Grief is not the bottom line here, only the alchemical fire. Transfiguration is the bottom line. ~Cynthia Bourgeault in Eye of the Heart: A Spiritual Journey into the Imaginal Realm
In my journey to understand my patterns, I encountered a giant disappointment. I seemed on the brink of an experience I’d longed for since I was a young child … only to have it slip away in a most humiliating manner.
To my credit, I took grown-up responsibility for my part and faced how dishonoring and demeaning of my TRUE SELF I had been. That led to awareness of another wrinkle in the pattern.
LONGING > EXPECTATION > SABOTAGE > DISAPPOINTMENT > GRIEF
Enter the Shadow
Grief often looks like depression. As those closest to me noted the tenor to my despair at this loss, they were sure I was depressed.
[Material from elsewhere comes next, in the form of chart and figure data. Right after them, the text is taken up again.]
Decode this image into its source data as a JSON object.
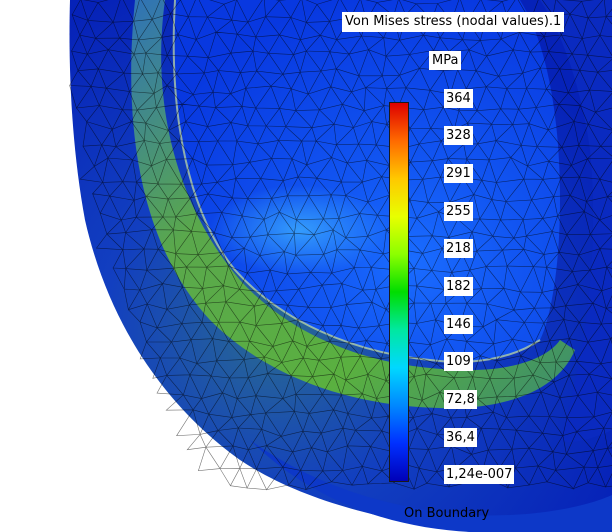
{
  "legend": {
    "title": "Von Mises stress (nodal values).1",
    "unit": "MPa",
    "ticks": [
      "364",
      "328",
      "291",
      "255",
      "218",
      "182",
      "146",
      "109",
      "72,8",
      "36,4",
      "1,24e-007"
    ],
    "gradient_colors": [
      "#dd0000",
      "#ff6a00",
      "#ffc800",
      "#e8ff00",
      "#8cff00",
      "#00dd00",
      "#00e8a0",
      "#00d8ff",
      "#0088ff",
      "#0030ff",
      "#0000b8"
    ]
  },
  "footer": {
    "label": "On Boundary"
  },
  "model": {
    "mesh_color": "#000000",
    "base_color": "#0a2fd0",
    "ring_stress_color": "#5ab040"
  }
}
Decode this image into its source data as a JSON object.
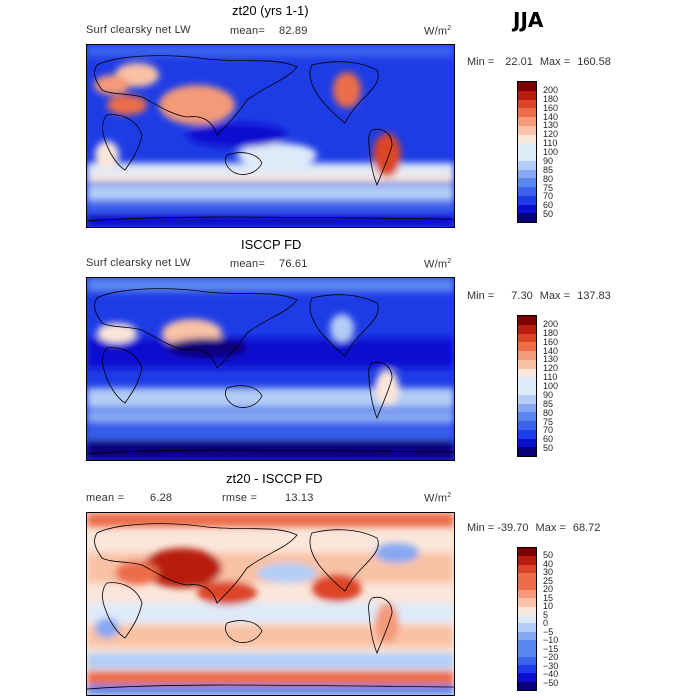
{
  "season": "JJA",
  "colors": {
    "base_scale": [
      "#08007a",
      "#0a0fd0",
      "#1e3ce6",
      "#3a62ec",
      "#5a86ef",
      "#86a8f2",
      "#b3cdf6",
      "#dfeaf9",
      "#fbe6da",
      "#f9c2a6",
      "#f49a78",
      "#ec6d48",
      "#dc4426",
      "#b81c10",
      "#7f0000"
    ],
    "diff_scale": [
      "#08007a",
      "#0a0fd0",
      "#1e3ce6",
      "#3a62ec",
      "#5a86ef",
      "#86a8f2",
      "#b3cdf6",
      "#dfeaf9",
      "#fbe6da",
      "#f9c2a6",
      "#f49a78",
      "#ec6d48",
      "#dc4426",
      "#b81c10",
      "#7f0000"
    ]
  },
  "chart_data": [
    {
      "type": "heatmap",
      "title": "zt20 (yrs 1-1)",
      "variable": "Surf clearsky net LW",
      "mean_label": "mean=",
      "mean": "82.89",
      "units": "W/m",
      "units_exp": "2",
      "min_label": "Min =",
      "min": "22.01",
      "max_label": "Max =",
      "max": "160.58",
      "colorbar_levels": [
        "200",
        "180",
        "160",
        "140",
        "130",
        "120",
        "110",
        "100",
        "90",
        "85",
        "80",
        "75",
        "70",
        "60",
        "50"
      ]
    },
    {
      "type": "heatmap",
      "title": "ISCCP FD",
      "variable": "Surf clearsky net LW",
      "mean_label": "mean=",
      "mean": "76.61",
      "units": "W/m",
      "units_exp": "2",
      "min_label": "Min =",
      "min": "7.30",
      "max_label": "Max =",
      "max": "137.83",
      "colorbar_levels": [
        "200",
        "180",
        "160",
        "140",
        "130",
        "120",
        "110",
        "100",
        "90",
        "85",
        "80",
        "75",
        "70",
        "60",
        "50"
      ]
    },
    {
      "type": "heatmap",
      "title": "zt20 - ISCCP FD",
      "mean_label": "mean =",
      "mean": "6.28",
      "rmse_label": "rmse =",
      "rmse": "13.13",
      "units": "W/m",
      "units_exp": "2",
      "min_label": "Min =",
      "min": "-39.70",
      "max_label": "Max =",
      "max": "68.72",
      "colorbar_levels": [
        "50",
        "40",
        "30",
        "25",
        "20",
        "15",
        "10",
        "5",
        "0",
        "−5",
        "−10",
        "−15",
        "−20",
        "−30",
        "−40",
        "−50"
      ]
    }
  ]
}
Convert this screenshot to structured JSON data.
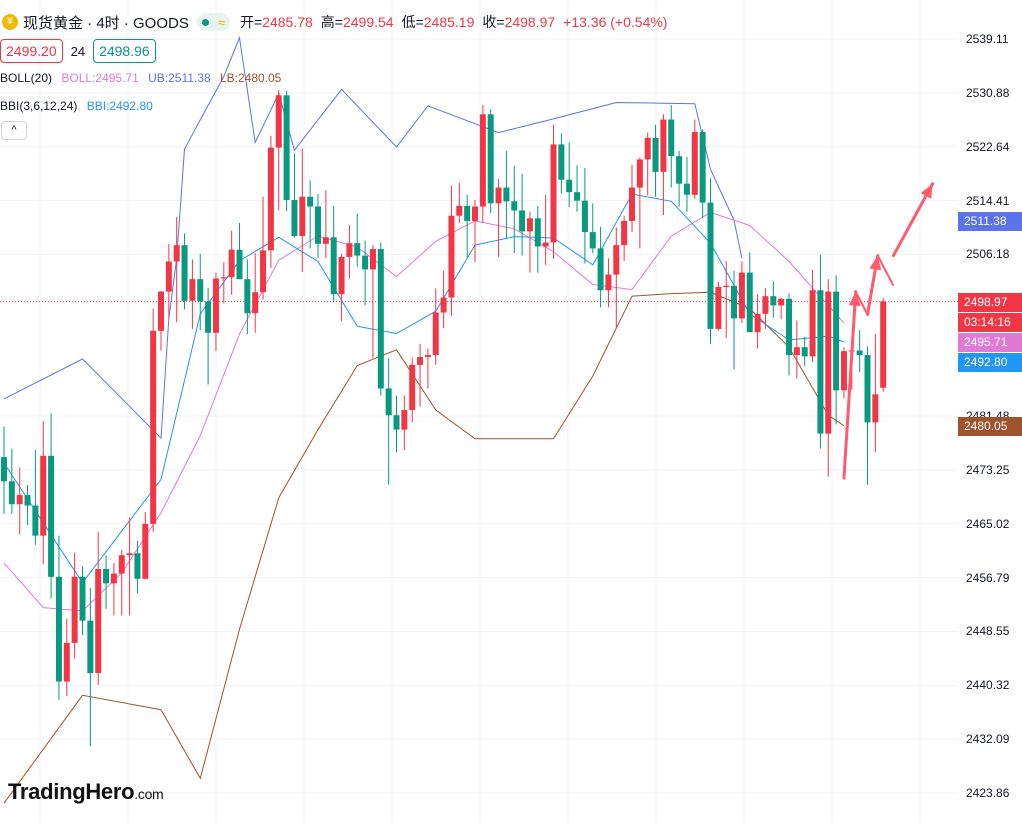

I couldn’t argue with them and even began taking an anti-depressant … something I hadn’t needed since the early 90s.
My mood didn’t lift, however. It only grew darker as feelings of jealousy, envy, resentment, anger, and judgementalism entered the picture. I felt too ashamed to give them voice and I couldn’t help but notice how these feelings are emblematic of the shadow side of my Enneagram One Personality Type.
Before I did anything I would regret by moving to sabotage, I made an appointment to see my therapist, though calling her a therapist doesn’t do her justice. She is so much more … she’s an amazing energy healer. And even that description doesn’t do her justice.
An Opportunity
In the meantime, I was asked to lead a group in the study of The Untethered Soul by Michael Singer … a book I had read and outlined for another group around 10 years ago. I love leading small groups and accepting that invitation lifted my mood. It gave me a sense of purpose again. I was sharing my gifts as a small group facilitator, benefitting others as well as myself. I thrilled when members of the group shared healing awareness’s and awakenings they were experiencing.
And it wasn’t the opportunity I thought it was. And it was just what I needed … that transfiguration needed to unravel more of the picture … the subject of my third piece.
What experience have you had with discovering an opportunity in your grief?